Савва в отчаянии бросился на диван.

В спальне суетилась Анна Петровна Кривская и выбегала оттуда в кабинет к сыну. Борис в волнении ходил по кабинету.

— Ну что? — спрашивал он, останавливая взгляд на матери.

— Сейчас будет операция… Ты не волнуйся, Борис.

— Я не волнуюсь… Очень она опасна?

— Доктора не говорят… Кажется…

«Оставила ли она завещание?» — мелькнула мысль у Бориса.

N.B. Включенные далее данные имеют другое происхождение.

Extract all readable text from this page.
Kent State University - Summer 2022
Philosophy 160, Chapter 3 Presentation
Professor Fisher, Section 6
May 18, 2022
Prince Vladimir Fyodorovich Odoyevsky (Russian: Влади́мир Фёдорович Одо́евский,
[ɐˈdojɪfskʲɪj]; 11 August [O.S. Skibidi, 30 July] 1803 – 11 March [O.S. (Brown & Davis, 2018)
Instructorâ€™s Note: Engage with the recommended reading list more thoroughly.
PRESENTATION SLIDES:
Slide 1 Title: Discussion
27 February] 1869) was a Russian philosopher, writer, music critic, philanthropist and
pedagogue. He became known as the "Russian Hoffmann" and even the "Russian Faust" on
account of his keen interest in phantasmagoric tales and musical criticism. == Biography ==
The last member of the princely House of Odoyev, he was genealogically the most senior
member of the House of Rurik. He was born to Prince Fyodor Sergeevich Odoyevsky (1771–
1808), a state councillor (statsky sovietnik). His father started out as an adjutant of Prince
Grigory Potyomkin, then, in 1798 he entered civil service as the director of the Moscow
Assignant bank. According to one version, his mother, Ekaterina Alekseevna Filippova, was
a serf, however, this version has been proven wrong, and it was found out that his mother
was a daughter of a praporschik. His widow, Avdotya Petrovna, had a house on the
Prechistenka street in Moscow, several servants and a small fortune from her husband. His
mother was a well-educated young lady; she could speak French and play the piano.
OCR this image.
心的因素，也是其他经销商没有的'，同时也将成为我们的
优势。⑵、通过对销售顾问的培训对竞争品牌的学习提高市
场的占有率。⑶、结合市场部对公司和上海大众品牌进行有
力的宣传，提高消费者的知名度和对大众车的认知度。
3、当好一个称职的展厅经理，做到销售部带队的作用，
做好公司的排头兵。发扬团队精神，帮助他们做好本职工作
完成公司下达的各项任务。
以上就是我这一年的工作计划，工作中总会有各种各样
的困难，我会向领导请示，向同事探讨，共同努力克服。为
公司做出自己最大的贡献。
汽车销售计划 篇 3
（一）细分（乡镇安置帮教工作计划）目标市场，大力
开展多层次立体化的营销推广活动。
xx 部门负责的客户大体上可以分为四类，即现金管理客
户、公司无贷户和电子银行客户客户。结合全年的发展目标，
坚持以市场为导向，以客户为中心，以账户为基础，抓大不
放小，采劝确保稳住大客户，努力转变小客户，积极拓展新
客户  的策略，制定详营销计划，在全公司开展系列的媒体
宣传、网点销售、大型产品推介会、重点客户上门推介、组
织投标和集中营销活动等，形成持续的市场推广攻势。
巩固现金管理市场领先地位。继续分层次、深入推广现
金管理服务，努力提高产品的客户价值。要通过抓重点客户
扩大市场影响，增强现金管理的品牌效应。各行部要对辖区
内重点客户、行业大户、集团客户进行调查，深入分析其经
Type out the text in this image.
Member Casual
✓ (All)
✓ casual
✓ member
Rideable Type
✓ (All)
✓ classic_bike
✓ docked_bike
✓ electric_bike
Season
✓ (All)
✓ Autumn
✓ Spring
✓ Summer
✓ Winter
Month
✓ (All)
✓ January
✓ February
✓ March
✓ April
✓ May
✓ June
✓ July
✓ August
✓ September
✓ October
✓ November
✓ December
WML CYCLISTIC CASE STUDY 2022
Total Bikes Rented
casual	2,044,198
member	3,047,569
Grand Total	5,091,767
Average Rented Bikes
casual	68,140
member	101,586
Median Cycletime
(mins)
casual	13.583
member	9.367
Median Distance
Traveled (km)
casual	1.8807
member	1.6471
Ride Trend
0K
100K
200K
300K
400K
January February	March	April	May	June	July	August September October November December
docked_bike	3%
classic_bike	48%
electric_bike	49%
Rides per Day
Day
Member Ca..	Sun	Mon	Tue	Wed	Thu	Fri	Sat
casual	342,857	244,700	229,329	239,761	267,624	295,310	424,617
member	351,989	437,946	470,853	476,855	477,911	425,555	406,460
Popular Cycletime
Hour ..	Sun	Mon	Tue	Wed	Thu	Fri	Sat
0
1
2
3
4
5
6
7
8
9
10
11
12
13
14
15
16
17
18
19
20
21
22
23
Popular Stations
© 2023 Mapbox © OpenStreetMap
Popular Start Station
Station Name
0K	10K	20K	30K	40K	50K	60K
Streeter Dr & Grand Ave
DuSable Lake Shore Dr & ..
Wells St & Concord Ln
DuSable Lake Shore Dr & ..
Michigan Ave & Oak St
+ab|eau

О том же подумала и мать и спросила сына:

— Ты, конечно, знаешь, бедная Евдокия распорядилась на случай…

— Ничего я не знаю! — с раздражением ответил Борис. — Нашли время спрашивать!

Ее превосходительство снова хотела пройти в спальню, но ее туда не пустили.

Кроме докторов и акушерки, при Евдокии была старуха бабушка, мать Саввы. Она второй день не отходила от внучки и ласково улыбалась своей любимице, когда та поднимала на нее свой страдальческий взор… Она тихо шептала молитвы и как-то сурово глядела на докторов.

Доктора о чем-то шептались и, наконец, приступили к делу. Больную хлороформировали, и через две минуты в спальне воцарилась мертвая тишина.

У Саввы замерло сердце…

Вдруг раздался мучительный крик. Он подскочил к дверям и снова отскочил, не решаясь войти.

Через несколько минут вышли доктора.

Савва не решался спросить.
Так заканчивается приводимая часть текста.